If you’re really lucky, there will be a docstring for this function that outlines the structure of the parameter user, saving you from having to dig through the function and identify the possible keys that exist in parameter user.

The problem here is twofold:

  1. Dictionaries in python are mutable and can have arbitrary schemas. 
    1. This in itself isn’t a problem and can be a good thing, depending on your needs. Its usage, however, is really only enabled by the quality of the second point, which is:
  2. You must rely on the documentation to know the structure, and the documentation must stay updated as the structure evolves.

The solution – using dataclasses

Now that we’re up to speed on how relying on dictionaries to represent our data causes a problem, let’s look at a less ambiguous solution:

from dataclasses import dataclass

@dataclass
class User(object):
  name: str
  birthday: str
  gender: str = 'Undisclosed'



def add_user(user: User):
  name = user.name
  birthday = user.birthday
  gender = user.gender

The first piece is defining the user class: We’ve created our properties, assigned a default value to one of them, and slapped a @dataclass decorator up top. By using this decorator, we:

  1. Give our user class the following constructor (this isn’t perfect — more on this later):
def __init__(self, name, birthday, gender):
  self.name = name
  self.birthday = birthday
  self.gender = gender

     2. Give our user class a __repr__ method, which automatically makes our object’s properties discoverable when printed/cast to a string.

     3. Document the structure of our user using Python, rather than just docstrings.

That last point is the biggest advantage, and it covers the primary problem we’re trying to solve. By making a class/type for our user object, we’ve unambiguously defined all of the keys (now properties) of a user and what type that property is. From a readability standpoint, type hinting is great to have. Type hinting has the side effect of letting your IDE know what to expect, too. 

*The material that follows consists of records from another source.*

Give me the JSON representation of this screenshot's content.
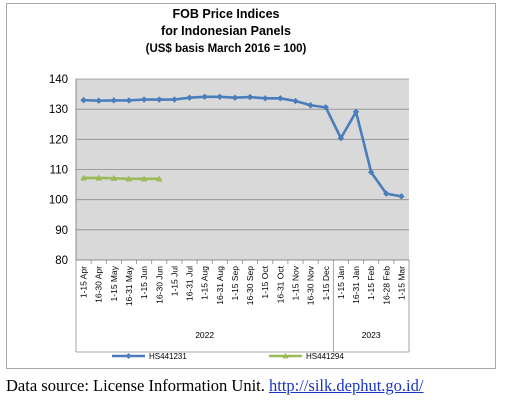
{
  "chart_data": {
    "type": "line",
    "title": [
      "FOB Price Indices",
      "for Indonesian Panels",
      "(US$ basis March 2016 = 100)"
    ],
    "categories": [
      "1-15 Apr",
      "16-30 Apr",
      "1-15 May",
      "16-31 May",
      "1-15 Jun",
      "16-30 Jun",
      "1-15 Jul",
      "16-31 Jul",
      "1-15 Aug",
      "16-31 Aug",
      "1-15 Sep",
      "16-30 Sep",
      "1-15 Oct",
      "16-31 Oct",
      "1-15 Nov",
      "16-30 Nov",
      "1-15 Dec",
      "1-15 Jan",
      "16-31 Jan",
      "1-15 Feb",
      "16-28 Feb",
      "1-15 Mar"
    ],
    "year_groups": [
      {
        "label": "2022",
        "count": 17
      },
      {
        "label": "2023",
        "count": 5
      }
    ],
    "ylim": [
      80,
      140
    ],
    "yticks": [
      80,
      90,
      100,
      110,
      120,
      130,
      140
    ],
    "grid": true,
    "legend_position": "bottom",
    "series": [
      {
        "name": "HS441231",
        "color": "#4a7ebb",
        "values": [
          133,
          132.8,
          132.9,
          132.9,
          133.2,
          133.2,
          133.2,
          133.8,
          134.1,
          134.1,
          133.8,
          134.0,
          133.6,
          133.6,
          132.7,
          131.3,
          130.6,
          120.4,
          129.1,
          109.1,
          102.0,
          101.1
        ]
      },
      {
        "name": "HS441294",
        "color": "#9bbb59",
        "values": [
          107.2,
          107.2,
          107.1,
          106.9,
          106.9,
          106.9,
          null,
          null,
          null,
          null,
          null,
          null,
          null,
          null,
          null,
          null,
          null,
          null,
          null,
          null,
          null,
          null
        ]
      }
    ]
  },
  "caption": {
    "text": "Data source: License Information Unit. ",
    "link": "http://silk.dephut.go.id/"
  }
}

Note: While dataclasses are great at making data more discoverable and consistent, they are not a substitute for documentation.

I had mentioned during point 1 that the constructor that the dataclass annotation gives us isn’t perfect—you may have noticed that the types are missing.

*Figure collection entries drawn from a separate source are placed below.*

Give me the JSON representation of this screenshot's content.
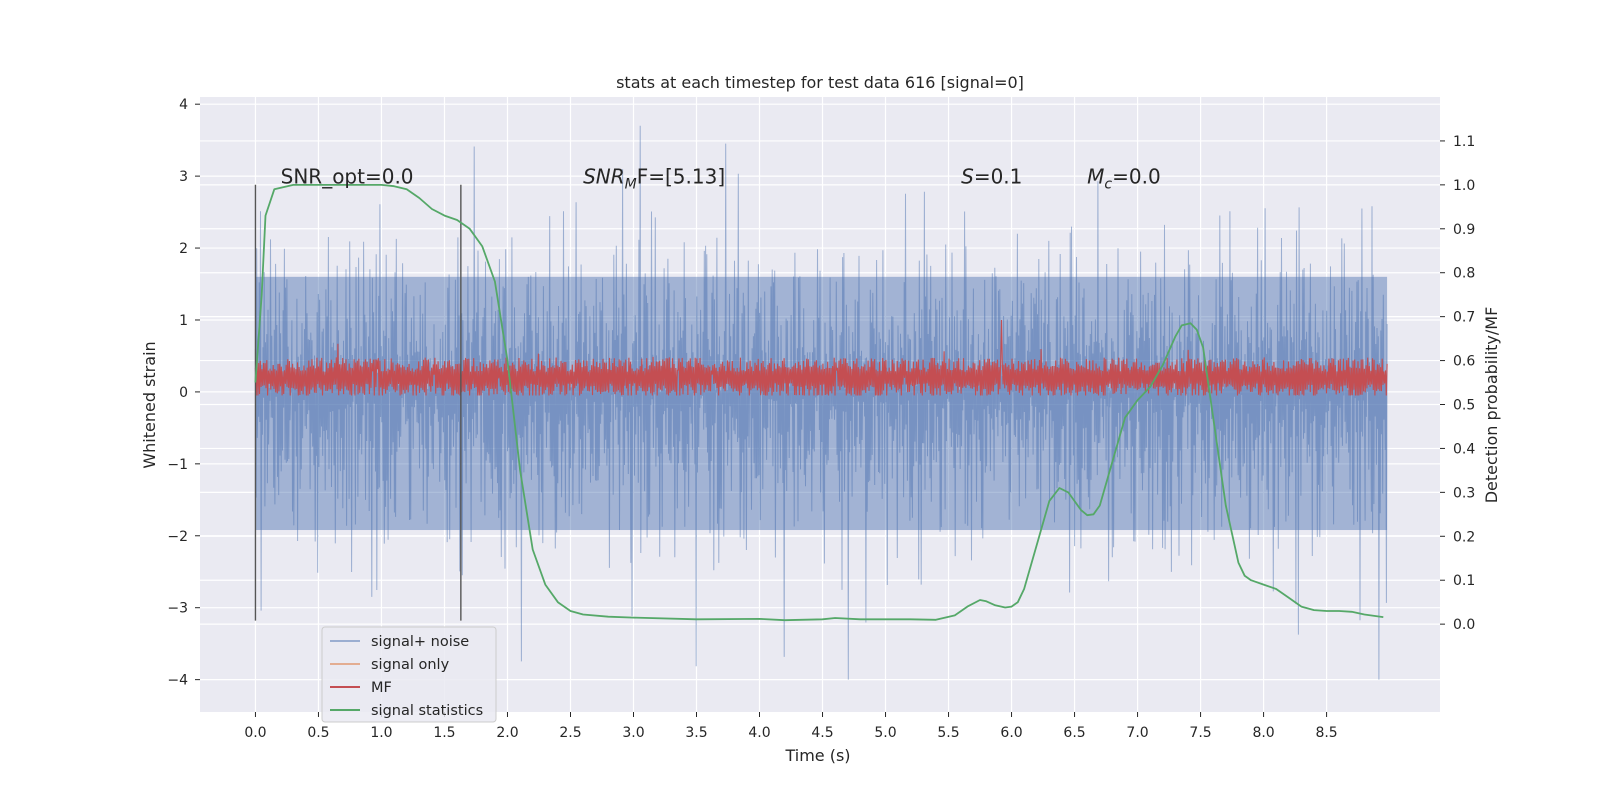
{
  "chart_data": {
    "type": "line",
    "title": "stats at each timestep for test data 616 [signal=0]",
    "xlabel": "Time (s)",
    "ylabel": "Whitened strain",
    "y2label": "Detection probability/MF",
    "xlim": [
      -0.44,
      9.4
    ],
    "ylim": [
      -4.45,
      4.1
    ],
    "y2lim": [
      -0.2,
      1.2
    ],
    "xticks": [
      "0.0",
      "0.5",
      "1.0",
      "1.5",
      "2.0",
      "2.5",
      "3.0",
      "3.5",
      "4.0",
      "4.5",
      "5.0",
      "5.5",
      "6.0",
      "6.5",
      "7.0",
      "7.5",
      "8.0",
      "8.5"
    ],
    "yticks": [
      "4",
      "3",
      "2",
      "1",
      "0",
      "−1",
      "−2",
      "−3",
      "−4"
    ],
    "y2ticks": [
      "0.0",
      "0.1",
      "0.2",
      "0.3",
      "0.4",
      "0.5",
      "0.6",
      "0.7",
      "0.8",
      "0.9",
      "1.0",
      "1.1"
    ],
    "grid": true,
    "legend_position": "lower-left",
    "annotations": [
      {
        "text": "SNR_opt=0.0",
        "x": 0.2,
        "y": 2.9
      },
      {
        "text_main": "SNR",
        "text_sub": "M",
        "text_rest": "F=[5.13]",
        "x": 2.6,
        "y": 2.9
      },
      {
        "text_main": "S",
        "text_sub": "",
        "text_rest": "=0.1",
        "x": 5.6,
        "y": 2.9
      },
      {
        "text_main": "M",
        "text_sub": "c",
        "text_rest": "=0.0",
        "x": 6.6,
        "y": 2.9
      }
    ],
    "vlines": [
      {
        "x": 0.0,
        "ymin": -3.18,
        "ymax": 2.88
      },
      {
        "x": 1.63,
        "ymin": -3.18,
        "ymax": 2.88
      }
    ],
    "series": [
      {
        "name": "signal+ noise",
        "color": "#4c72b0",
        "kind": "noise",
        "axis": "left",
        "x_range": [
          0,
          8.98
        ],
        "typical_abs": 1.6,
        "extreme_max": 3.7,
        "extreme_min": -4.0
      },
      {
        "name": "signal only",
        "color": "#dd8452",
        "kind": "flat",
        "axis": "left",
        "values": []
      },
      {
        "name": "MF",
        "color": "#c44e52",
        "kind": "band",
        "axis": "left",
        "x_range": [
          0,
          8.98
        ],
        "center": 0.2,
        "half_width": 0.2,
        "spike_x": 5.92,
        "spike_y": 1.0
      },
      {
        "name": "signal statistics",
        "color": "#55a868",
        "kind": "curve",
        "axis": "right",
        "x": [
          0.0,
          0.05,
          0.08,
          0.15,
          0.3,
          0.5,
          0.8,
          1.0,
          1.1,
          1.2,
          1.3,
          1.4,
          1.5,
          1.6,
          1.7,
          1.8,
          1.9,
          2.0,
          2.1,
          2.2,
          2.3,
          2.4,
          2.5,
          2.6,
          2.8,
          3.0,
          3.5,
          4.0,
          4.2,
          4.5,
          4.6,
          4.8,
          5.0,
          5.2,
          5.4,
          5.55,
          5.65,
          5.75,
          5.8,
          5.87,
          5.95,
          6.0,
          6.05,
          6.1,
          6.2,
          6.3,
          6.38,
          6.45,
          6.5,
          6.55,
          6.6,
          6.65,
          6.7,
          6.8,
          6.9,
          7.0,
          7.1,
          7.2,
          7.3,
          7.35,
          7.42,
          7.47,
          7.52,
          7.6,
          7.7,
          7.8,
          7.85,
          7.9,
          8.0,
          8.1,
          8.2,
          8.3,
          8.4,
          8.5,
          8.6,
          8.7,
          8.8,
          8.95
        ],
        "y": [
          0.55,
          0.75,
          0.93,
          0.99,
          1.0,
          1.0,
          1.0,
          1.0,
          0.997,
          0.99,
          0.97,
          0.945,
          0.93,
          0.92,
          0.9,
          0.86,
          0.78,
          0.6,
          0.35,
          0.17,
          0.09,
          0.05,
          0.03,
          0.022,
          0.017,
          0.015,
          0.011,
          0.012,
          0.009,
          0.011,
          0.014,
          0.011,
          0.011,
          0.011,
          0.01,
          0.02,
          0.04,
          0.055,
          0.052,
          0.043,
          0.038,
          0.04,
          0.05,
          0.08,
          0.18,
          0.28,
          0.31,
          0.3,
          0.28,
          0.26,
          0.248,
          0.25,
          0.27,
          0.37,
          0.47,
          0.51,
          0.54,
          0.59,
          0.655,
          0.68,
          0.685,
          0.67,
          0.63,
          0.47,
          0.27,
          0.14,
          0.11,
          0.1,
          0.09,
          0.08,
          0.06,
          0.04,
          0.032,
          0.03,
          0.03,
          0.028,
          0.022,
          0.016
        ]
      }
    ]
  }
}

Thankfully, dataclasses give us a hook system that lets us validate after the object has been initialized by defining a __post_init__ method:

def __post_init__(self):
  for (name, field_type) in self.__annotations__items():
     if not isinstance(self.__dict__[name], field_type):
        given_type = type(self.__dict__[name])
        raise TypeError(f"The field `{name}` must be `{field_type}` (found `{given_type}`).")

Dataclass checks to see if __post_init__ has been defined, and if it has, it automatically runs after the object has been initialized.

You can also use @dataclass(init=False) if you want to define your own, more strongly typed constructor.

Dataclasses also have a few other niceties, such as an overloaded equals operator so you can compare your models. For comprehensive documentation on dataclasses, check out Python’s official documentation.